I want to talk about rituals at your desk, at start of your day and only that matter to you:
- Look at your appointments — The first thing you should look at is your calendar, so that you can plan the rest of the day around your committed time slots.
- Complete other morning rituals — These are the other interesting things that you want to do every day. I love to look at day’s Dilbert strip. I also download a technology book from Packt (they give one free e-book every day). Once I used to read one chapter from The Daily Drucker. Recently, I started reading a piece from the book “Elements of Style” by Strunk and White.
- Scan your sources of work — You get your work typically through means, such as emails, chat messages, phone calls, Meeting notes, etc. Scanning them all and checking if you have gotten hold of all the commitments, should be another thing to do.
- Review the list of other rituals — You may also have some weekly rituals or monthly rituals — such as making some weekly report or posting on social Media on a particular day of the week. You may also have some rituals that do not have a fixed frequency, such as cleaning up files on your cloud storage. Get hold of any action that comes out of it.
- Review your To-do-List — This is the last ritual and after which you glide back into your grind of the day.

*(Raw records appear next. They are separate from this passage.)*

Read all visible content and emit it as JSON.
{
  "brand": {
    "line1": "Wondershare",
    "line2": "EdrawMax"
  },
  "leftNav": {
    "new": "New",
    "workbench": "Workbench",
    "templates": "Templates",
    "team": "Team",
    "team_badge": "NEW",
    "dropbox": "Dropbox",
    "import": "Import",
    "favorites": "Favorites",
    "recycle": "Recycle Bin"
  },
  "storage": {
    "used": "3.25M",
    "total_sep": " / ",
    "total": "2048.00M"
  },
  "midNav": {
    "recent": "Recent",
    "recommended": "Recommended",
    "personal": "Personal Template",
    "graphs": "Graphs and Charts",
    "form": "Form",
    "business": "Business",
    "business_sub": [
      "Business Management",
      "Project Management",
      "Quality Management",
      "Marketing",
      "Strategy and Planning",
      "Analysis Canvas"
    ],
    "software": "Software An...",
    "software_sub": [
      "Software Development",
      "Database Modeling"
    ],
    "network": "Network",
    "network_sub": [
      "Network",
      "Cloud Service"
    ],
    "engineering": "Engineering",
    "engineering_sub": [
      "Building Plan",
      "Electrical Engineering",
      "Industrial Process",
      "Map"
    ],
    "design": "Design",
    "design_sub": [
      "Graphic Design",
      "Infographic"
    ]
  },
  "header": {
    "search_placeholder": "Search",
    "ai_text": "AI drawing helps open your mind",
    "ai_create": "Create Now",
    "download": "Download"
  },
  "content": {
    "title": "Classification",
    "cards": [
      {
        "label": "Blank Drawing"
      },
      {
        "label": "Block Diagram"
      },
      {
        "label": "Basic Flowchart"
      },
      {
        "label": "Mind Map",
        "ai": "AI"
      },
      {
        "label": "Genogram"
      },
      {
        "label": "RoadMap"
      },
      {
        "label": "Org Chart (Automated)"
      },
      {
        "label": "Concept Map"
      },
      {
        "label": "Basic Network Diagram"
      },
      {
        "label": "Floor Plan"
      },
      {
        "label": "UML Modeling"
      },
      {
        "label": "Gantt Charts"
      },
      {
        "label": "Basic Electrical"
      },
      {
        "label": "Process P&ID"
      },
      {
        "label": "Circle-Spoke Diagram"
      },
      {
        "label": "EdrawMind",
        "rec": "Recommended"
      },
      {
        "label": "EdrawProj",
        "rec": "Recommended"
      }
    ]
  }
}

As you see, this act of doing work rituals clarifies the scope of your work and ensures continuity in what you want to do, day after day. This is good. But here comes the great. Choose a spreadsheet or a document or a notebook, whatever you prefer and make a PRECISE checklist of all these rituals, including list of your sources of work. Then, perform them every day, not from your memory but by referring your checklist of rituals as we do not want to rely on our memory for this.
We may have different body clocks, but what is common to all of us is limited short-term memory which we want to keep free for planning and analyzing and not memorizing our work items.